Estamos a 4.600 msnm. Un grupo que viene a muy buen ritmo pasa a nuestro lado justo cuando me invade una desazón indisimulable. Bajo la cabeza para esconder mis luchas, pero entonces aparece un gesto que me llena de emoción. “¡Venga, vamos, falta poco!”, “¡Fuerza, vamos, ánimo!”, “¡Vamos, vamos!”. Me detengo a observarlos y sonreírles con el cansancio estampado en mi rostro, mientras recibo aquel infalible aliento de la cofradía de la montaña, conformado por un glosario y una empatía tan únicos y tan valiosos a lo largo de todo el recorrido que, de carecerlos, yo no podría haber subido ni cien metros. La gente entiende, percibe, el esfuerzo del otro, y lo aprecia. No hay una carrera, no gana sólo una persona, los ganadores somos todos los que nos esforzamos, los que llegamos al límite de nuestras posibilidades y un poco más allá. En el camino hacia la cima, reina un respeto solemne hacia la montaña, que se replica hacia el compañero de travesía, a través de las más simples palabras de ánimo.
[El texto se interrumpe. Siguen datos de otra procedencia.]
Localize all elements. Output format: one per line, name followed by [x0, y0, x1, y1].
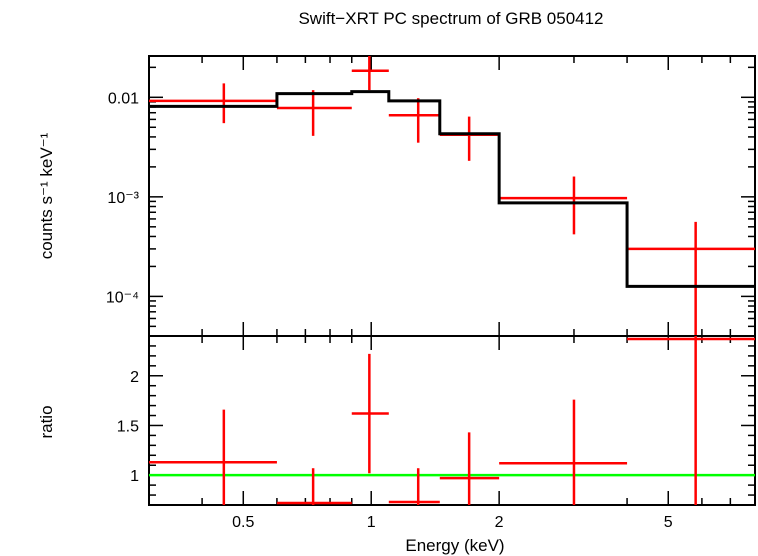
x-tick-label: 5: [664, 514, 673, 531]
y-tick-label: 1.5: [117, 418, 139, 435]
data-point: [499, 176, 628, 235]
data-point: [627, 221, 755, 336]
data-point: [276, 468, 352, 505]
y-tick-label: 0.01: [108, 90, 139, 107]
x-tick-label: 1: [367, 514, 376, 531]
x-axis-label: Energy (keV): [405, 536, 504, 555]
y-tick-label: 1: [130, 468, 139, 485]
data-point: [499, 399, 628, 505]
data-point: [351, 56, 389, 91]
data-point: [351, 353, 389, 474]
panel-frame: [148, 335, 756, 506]
y-tick-label: 10⁻³: [107, 190, 139, 207]
data-point: [439, 432, 500, 505]
model-step-line: [149, 90, 755, 288]
data-point: [388, 468, 440, 505]
spectrum-panel: 0.01 10⁻³ 10⁻⁴: [106, 55, 756, 337]
chart-title: Swift−XRT PC spectrum of GRB 050412: [298, 9, 603, 28]
ratio-panel: 11.52: [117, 335, 756, 506]
data-point: [439, 116, 500, 161]
data-point: [149, 409, 277, 505]
y-axis-label-ratio: ratio: [37, 405, 56, 438]
data-point: [276, 90, 352, 136]
data-point: [388, 98, 440, 143]
x-tick-label: 0.5: [232, 514, 254, 531]
y-tick-label: 2: [130, 369, 139, 386]
y-tick-label: 10⁻⁴: [106, 289, 139, 306]
y-axis-label-spectrum: counts s⁻¹ keV⁻¹: [37, 132, 56, 259]
panel-frame: [148, 55, 756, 337]
data-point: [627, 336, 755, 505]
data-point: [149, 83, 277, 124]
x-tick-label: 2: [495, 514, 504, 531]
x-tick-labels: 0.5 1 2 5: [232, 514, 673, 531]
Las horas de caminata empiezan a jugar sus peores cartas. La mochila parece estar cada vez más pesada, y la presión del aire se empieza a notar. Aún no llegamos a los pies de La Mujer Dormida cuando comienzo a vomitar y una puntada insiste en agujerearme la cabeza. Es la señal que conozco bien: el perverso “mal de altura”. “¡No puede ser!” le digo a mi guía y me dejo caer, exhausta, apoyando mi mochila sobre una piedra enorme. Lloro. “¡Quiero llegar a la cima!”, le digo, y él trata de animarme. “Faltan unos cuatrocientos metros hasta el refugio, tal vez puedas recuperarte para luego continuar”, me dice, pero yo intuyo que no lo lograré, otra vez.
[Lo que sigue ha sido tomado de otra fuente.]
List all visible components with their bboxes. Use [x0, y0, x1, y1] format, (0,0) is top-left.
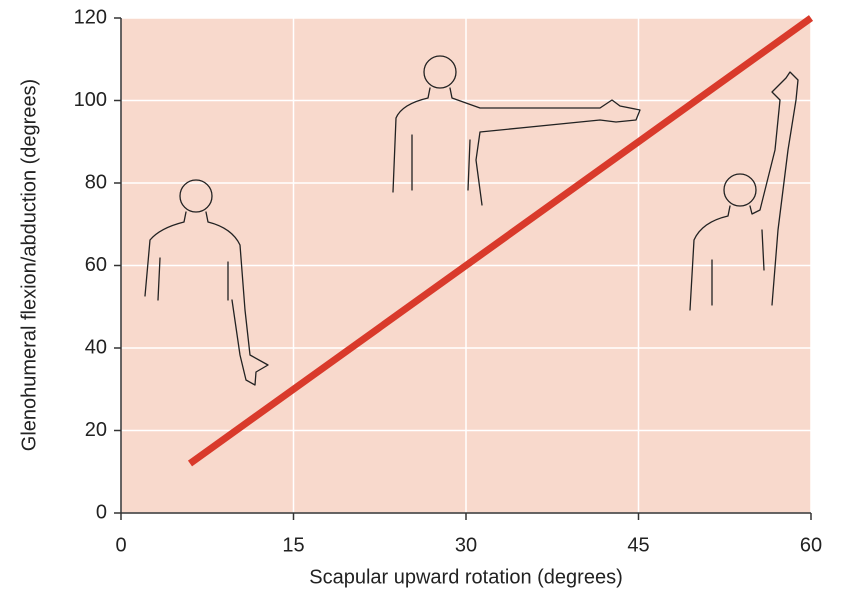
y-tick-label: 0: [96, 501, 107, 523]
x-tick-label: 15: [282, 534, 304, 556]
y-axis-label: Glenohumeral flexion/abduction (degrees): [18, 79, 40, 451]
x-tick-label: 45: [627, 534, 649, 556]
y-tick-label: 40: [85, 336, 107, 358]
x-tick-label: 60: [800, 534, 822, 556]
x-tick-label: 0: [115, 534, 126, 556]
y-tick-label: 20: [85, 419, 107, 441]
figure-arm-up: [689, 71, 799, 311]
figure-arm-down: [144, 179, 269, 386]
data-line: [187, 15, 814, 467]
y-tick-label: 100: [74, 89, 107, 111]
y-tick-label: 60: [85, 254, 107, 276]
y-tick-label: 120: [74, 6, 107, 28]
y-tick-label: 80: [85, 171, 107, 193]
figure-arm-side: [392, 55, 641, 206]
x-axis-label: Scapular upward rotation (degrees): [309, 566, 623, 588]
x-tick-label: 30: [455, 534, 477, 556]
Son las cuatro y treinta de la madrugada cuando arribamos al Refugio de los 100, nuestro primer objetivo, a 4.800 msnm. El resto del grupo, en el que se encuentra mi esposo, ya no está. Hace más de media hora que partió hacia las rodillas de La Mujer Dormida. Mi guía se comunica por radio para informar que no me encuentro bien, que tal vez no pueda seguir, que trataremos de recuperarnos. Mientras habla, yo observo a los demás ocupantes del refugio, algunos tomando agua, otros comiendo, otros comentando que el glaciar, ubicado en el pecho de La Mujer Dormida, está complicado. “Hay mucho hielo negro”, escucho, “habrá que usar piolets, aparte de crampones” y yo pienso, con los ojos llenos de lágrimas, que no podré, que estoy muy débil, que mi cuerpo no está en condiciones y que mi travesía acaba de terminar. Vencida, me recuesto sobre mi mochila en el segundo piso de una litera de madera e, increíblemente, me quedo dormida.
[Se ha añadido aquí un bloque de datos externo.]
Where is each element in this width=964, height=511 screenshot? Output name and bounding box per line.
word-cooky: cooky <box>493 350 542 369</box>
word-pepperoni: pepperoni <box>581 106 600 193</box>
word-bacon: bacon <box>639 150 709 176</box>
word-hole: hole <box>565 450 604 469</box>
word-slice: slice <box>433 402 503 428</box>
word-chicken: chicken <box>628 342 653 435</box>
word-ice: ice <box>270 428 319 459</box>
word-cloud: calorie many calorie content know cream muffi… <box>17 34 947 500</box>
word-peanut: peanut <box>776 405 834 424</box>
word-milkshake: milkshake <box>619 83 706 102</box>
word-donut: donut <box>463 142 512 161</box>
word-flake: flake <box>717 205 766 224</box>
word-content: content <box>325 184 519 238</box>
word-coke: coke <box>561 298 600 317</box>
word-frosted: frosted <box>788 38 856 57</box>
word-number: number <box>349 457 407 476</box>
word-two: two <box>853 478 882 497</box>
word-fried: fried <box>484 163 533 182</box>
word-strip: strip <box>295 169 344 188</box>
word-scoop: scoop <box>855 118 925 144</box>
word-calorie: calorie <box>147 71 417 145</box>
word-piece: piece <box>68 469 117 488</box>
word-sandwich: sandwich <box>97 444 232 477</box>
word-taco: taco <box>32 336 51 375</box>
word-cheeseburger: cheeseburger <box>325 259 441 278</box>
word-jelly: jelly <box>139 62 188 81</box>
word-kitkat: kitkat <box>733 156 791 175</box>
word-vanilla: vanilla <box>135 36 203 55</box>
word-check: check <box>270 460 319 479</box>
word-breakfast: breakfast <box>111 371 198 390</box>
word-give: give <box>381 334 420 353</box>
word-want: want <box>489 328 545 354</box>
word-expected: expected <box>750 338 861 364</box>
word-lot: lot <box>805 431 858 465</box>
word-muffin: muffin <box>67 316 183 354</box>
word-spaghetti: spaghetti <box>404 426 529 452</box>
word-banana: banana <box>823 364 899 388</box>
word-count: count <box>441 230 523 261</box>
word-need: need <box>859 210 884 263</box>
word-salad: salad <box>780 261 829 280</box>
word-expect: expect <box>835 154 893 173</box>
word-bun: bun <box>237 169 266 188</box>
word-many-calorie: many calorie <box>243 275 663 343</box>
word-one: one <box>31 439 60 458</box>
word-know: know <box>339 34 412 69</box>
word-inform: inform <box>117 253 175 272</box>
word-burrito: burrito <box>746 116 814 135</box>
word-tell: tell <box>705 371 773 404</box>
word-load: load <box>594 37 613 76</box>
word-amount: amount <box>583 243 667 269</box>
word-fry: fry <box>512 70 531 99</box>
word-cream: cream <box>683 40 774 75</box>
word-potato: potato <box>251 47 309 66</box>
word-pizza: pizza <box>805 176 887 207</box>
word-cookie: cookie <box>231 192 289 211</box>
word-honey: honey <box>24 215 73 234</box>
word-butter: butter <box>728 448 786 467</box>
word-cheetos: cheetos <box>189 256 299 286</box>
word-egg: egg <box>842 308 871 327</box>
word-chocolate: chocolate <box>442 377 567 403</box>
Son las seis de la mañana y me despierto como nueva en aquel refugio bullicioso por el que decenas de personas han pasado a tomar un descanso. Me incorporo rápidamente y salgo del refugio con la esperanza de ver el amanecer. Abro la puerta y un cielo incandescente tiñe mi rostro de naranja. ¡Qué maravilloso espectáculo! Me emociono. ¡Cuán grande es Dios!, pienso, mientras seco mis lágrimas. Ha valido la pena, ¡ha valido tanto la pena! Abro los brazos y respiro de cara a ese cielo extraordinario, majestuoso. Todo el esfuerzo, la preparación previa, las lágrimas, el cansancio, y hasta el detestado mal de altura, han servido para que yo llegue hasta aquí.
Son las ocho de una mañana preciosa y mi guía y yo estamos bajando la montaña. La claridad del día me revela los intrincados peñascos, los senderos bordeando el precipicio, los conjuntos de rocas gigantes que ahora debemos bajar con mucho cuidado. Me sorprendo gratamente de mi hazaña al subirlos y me autofelicito. “Te dije” me dice mi guía/ángel de la guarda “¡eres una chingona!” y yo sonrío de felicidad y satisfacción. En ese momento, suena la radio y escucho la voz entrecortada y emocionada de mi esposo informando que hicieron cumbre, que están en la cima, que lo lograron, todos. Me quiebro, lloro de emoción y los felicito, embargada por un orgullo propio de la cofradía de la montaña.
Entonces, mis queridos lectores, les confirmo con esta, mi humilde experiencia, que es totalmente imprescindible, necesario y vital que tengamos todos nosotros, desde los niños más pequeños hasta los más ancianos, nuestro encuentro con la naturaleza, en cualquiera de sus formas: montañas, cerros, ríos, mares, valles o simples jardines. Estamos rodeados de lugares magníficos. No dejemos pasar la oportunidad de entrar en comunión con la energía suprema de la creación, de nuestra Madre Tierra.